Turkish President Recep Tayyip Erdoğan began to use the slogan “The world is bigger than five” (Dünya beşten büyüktür) in his international speeches in the last few years. The slogan was first used by President Erdoğan in 2013 and repeated many times in the subsequent years. Erdoğan used this phrase especially during his UN speeches in order to take support from other countries. Although Turkey so far was unable to develop a concrete foreign policy based on this slogan and its implications, expectations and plans for reforming the United Nations (UN) could become more popular in the near future. In this piece, I’ll try to analyze why this slogan is crucially important and necessary for a better future.
United Nations was established after the Second World War in accordance with the post-war conditions. Accordingly, United States of America, Soviet Union (USSR), United Kingdom, France, and Taiwan became permanent members of the UN Security Council (they are called as P5 countries). However, UN was able to reform itself in time; for instance, in the early 1970s (1971), People’s Republic of China replaced Taiwan in the Security Council. Moreover, Russian Federation succeeded Soviet Union after the dissolution of USSR in the early 1990s (1991). These two changes prove that UN could reform itself with reasonable arguments and consensus.
UN so far was unable to solve major political problems in the world including Israel-Palestine Conflict, Cyprus Dispute, Kashmir Conflict, and Nagorno-Karabakh Dispute. This was caused by P5 countries’ political preferences and their indifference towards other countries’ and nations’ sufferings. In many times, one country was able to block the UN Security Council to make a decision because of its national interests or historical rivalry towards another state. That is why, Turkish President’s slogan in fact carries a very important and politically correct message: we cannot create a peaceful world when 5 countries have right to decide over the future of other 192-193 states. I should admit that, as an academic it is very hard to explain to my students why millions of Muslims, Hindus, and Jews are not represented in the UN Security Council and only Christian nations and China were given such privilege. That is why, Turkey could actually turn this slogan into a macro reform project for the UN. In that case, it is much easier to abolish the UN Security Council and to transform UN General Assembly into a world parliament (as it was hoped by Immanuel Kant long decades ago) where all decisions could be taken by 2/3 majority in voting. If this happens, naturally, all countries will increase their diplomatic efforts and lobbying activities towards other countries. This will not only increase UN’s legitimacy, but also boost peace in global politics. Moreover, diplomacy and the study of International Relations will also develop during this process since all countries will try to improve their legitimacy and take more support from other countries by making academic studies and diplomatic activities.

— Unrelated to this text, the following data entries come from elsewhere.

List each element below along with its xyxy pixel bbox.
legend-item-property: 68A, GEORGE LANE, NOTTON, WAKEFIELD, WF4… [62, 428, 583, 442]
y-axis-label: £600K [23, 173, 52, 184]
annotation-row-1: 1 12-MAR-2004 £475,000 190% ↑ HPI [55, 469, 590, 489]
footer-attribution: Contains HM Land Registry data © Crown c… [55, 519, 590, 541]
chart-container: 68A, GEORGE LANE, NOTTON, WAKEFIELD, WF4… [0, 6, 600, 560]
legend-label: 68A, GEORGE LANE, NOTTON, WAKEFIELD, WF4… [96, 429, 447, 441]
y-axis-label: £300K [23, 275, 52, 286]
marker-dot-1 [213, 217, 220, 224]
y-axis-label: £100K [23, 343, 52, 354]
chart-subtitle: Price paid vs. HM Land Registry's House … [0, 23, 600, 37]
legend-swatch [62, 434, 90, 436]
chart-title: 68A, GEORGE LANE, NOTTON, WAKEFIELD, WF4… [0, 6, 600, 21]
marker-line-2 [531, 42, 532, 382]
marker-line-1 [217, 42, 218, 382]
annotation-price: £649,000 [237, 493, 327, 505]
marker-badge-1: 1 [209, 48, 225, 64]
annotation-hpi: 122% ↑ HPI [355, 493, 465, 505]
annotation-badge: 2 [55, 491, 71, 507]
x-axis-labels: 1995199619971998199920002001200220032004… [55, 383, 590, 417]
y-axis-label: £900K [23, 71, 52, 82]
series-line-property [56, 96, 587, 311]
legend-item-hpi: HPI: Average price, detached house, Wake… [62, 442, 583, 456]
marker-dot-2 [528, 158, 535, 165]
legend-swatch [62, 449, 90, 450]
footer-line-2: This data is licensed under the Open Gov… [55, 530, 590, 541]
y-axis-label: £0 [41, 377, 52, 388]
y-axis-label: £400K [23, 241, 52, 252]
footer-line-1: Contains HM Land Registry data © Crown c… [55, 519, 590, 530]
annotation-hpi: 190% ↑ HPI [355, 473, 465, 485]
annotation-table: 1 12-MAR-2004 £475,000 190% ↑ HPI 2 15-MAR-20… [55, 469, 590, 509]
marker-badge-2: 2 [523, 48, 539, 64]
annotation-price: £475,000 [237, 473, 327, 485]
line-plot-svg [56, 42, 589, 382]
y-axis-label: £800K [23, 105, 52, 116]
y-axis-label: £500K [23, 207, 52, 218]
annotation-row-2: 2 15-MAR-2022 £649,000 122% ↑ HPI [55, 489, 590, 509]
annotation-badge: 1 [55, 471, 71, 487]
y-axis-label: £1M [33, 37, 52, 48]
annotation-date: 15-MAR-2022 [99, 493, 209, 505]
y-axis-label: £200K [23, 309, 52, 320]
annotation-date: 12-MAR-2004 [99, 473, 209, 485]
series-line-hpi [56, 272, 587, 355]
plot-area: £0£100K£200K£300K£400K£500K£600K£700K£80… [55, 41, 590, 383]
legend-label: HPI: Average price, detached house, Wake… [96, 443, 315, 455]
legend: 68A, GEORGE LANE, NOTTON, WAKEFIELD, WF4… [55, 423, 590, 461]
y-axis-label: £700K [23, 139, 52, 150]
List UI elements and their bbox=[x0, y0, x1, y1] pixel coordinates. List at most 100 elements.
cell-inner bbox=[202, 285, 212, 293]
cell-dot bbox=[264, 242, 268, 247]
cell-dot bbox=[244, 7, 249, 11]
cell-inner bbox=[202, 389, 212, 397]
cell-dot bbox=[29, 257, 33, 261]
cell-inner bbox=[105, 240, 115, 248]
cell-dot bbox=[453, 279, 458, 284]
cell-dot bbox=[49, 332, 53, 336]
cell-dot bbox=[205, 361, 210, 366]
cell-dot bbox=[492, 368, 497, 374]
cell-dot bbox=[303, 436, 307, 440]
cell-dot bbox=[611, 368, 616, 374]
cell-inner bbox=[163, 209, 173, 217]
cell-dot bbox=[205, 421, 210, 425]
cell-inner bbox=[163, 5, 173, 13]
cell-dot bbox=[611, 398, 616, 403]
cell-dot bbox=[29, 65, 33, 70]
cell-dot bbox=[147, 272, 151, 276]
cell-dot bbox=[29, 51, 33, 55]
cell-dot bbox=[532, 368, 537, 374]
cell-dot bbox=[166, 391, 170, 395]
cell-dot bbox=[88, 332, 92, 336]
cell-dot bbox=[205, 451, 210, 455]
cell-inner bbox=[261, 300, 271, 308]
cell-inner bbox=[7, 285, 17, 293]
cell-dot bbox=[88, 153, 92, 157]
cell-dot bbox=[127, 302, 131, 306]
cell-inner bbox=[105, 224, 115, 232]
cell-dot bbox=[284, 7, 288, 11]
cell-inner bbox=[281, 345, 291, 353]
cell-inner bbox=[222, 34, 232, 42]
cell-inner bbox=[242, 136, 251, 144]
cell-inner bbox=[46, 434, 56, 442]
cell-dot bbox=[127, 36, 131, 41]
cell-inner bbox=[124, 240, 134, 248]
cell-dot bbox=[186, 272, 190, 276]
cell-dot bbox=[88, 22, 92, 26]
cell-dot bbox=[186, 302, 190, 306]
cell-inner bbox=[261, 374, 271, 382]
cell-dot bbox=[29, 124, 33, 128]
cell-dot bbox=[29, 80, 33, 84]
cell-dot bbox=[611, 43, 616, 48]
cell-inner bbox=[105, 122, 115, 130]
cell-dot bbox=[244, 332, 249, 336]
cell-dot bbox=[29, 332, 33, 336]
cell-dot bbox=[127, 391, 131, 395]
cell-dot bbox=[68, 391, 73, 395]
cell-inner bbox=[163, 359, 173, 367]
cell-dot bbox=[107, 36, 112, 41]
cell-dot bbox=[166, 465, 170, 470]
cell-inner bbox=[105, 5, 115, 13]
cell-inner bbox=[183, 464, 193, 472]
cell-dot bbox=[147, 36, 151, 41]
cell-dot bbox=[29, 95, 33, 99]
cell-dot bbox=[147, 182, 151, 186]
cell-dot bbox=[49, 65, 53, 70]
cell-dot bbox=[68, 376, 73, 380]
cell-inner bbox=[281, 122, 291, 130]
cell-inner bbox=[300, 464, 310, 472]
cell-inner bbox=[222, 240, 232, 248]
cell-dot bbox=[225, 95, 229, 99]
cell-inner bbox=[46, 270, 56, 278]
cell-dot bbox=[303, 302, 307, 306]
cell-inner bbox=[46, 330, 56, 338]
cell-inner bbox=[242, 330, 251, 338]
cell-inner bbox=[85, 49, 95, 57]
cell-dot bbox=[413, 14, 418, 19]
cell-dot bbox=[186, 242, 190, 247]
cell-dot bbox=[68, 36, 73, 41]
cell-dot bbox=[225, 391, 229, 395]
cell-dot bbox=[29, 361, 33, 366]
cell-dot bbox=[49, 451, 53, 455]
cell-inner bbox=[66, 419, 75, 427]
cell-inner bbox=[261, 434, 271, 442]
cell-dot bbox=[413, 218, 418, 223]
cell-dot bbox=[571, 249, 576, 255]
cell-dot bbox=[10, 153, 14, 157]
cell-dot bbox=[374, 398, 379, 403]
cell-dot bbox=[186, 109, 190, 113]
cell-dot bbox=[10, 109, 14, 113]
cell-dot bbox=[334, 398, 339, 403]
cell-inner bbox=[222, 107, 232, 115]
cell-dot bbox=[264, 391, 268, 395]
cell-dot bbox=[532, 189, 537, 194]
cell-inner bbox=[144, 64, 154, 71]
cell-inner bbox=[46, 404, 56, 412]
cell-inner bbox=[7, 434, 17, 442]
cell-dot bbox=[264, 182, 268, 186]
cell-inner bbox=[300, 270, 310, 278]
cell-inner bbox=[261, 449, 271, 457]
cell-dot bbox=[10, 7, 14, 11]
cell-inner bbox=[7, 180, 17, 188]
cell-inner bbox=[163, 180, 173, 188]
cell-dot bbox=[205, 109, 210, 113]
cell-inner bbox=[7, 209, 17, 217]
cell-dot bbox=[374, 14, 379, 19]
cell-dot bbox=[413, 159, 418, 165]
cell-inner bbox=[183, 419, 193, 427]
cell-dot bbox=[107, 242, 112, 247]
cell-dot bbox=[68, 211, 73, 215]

For all these reasons, I think reforming the UN should be the top priority of all states in the 21st century. Otherwise, clashes of national interests and the structure of P5 will lead us towards new wars and conflicts in addition to existing ones in the following years. For many, this slogan and political ideal might be conceived too idealistic for the moment; but remember that just few decades ago male-female equality and racial equality were also unthinkable in many states. However, nowadays UN and all states work together in order to provide gender equality and prevention of racial discrimination. So, equality of states could also be a very reasonable argument in the near future in case Turkey is politically supported by other countries. Especially Russia and China, two countries trying to become more influential in global politics could support the Turkish cause; because this might lead these two countries to take more support from developing countries (especially in Africa) and diminish criticism towards their domestic regimes.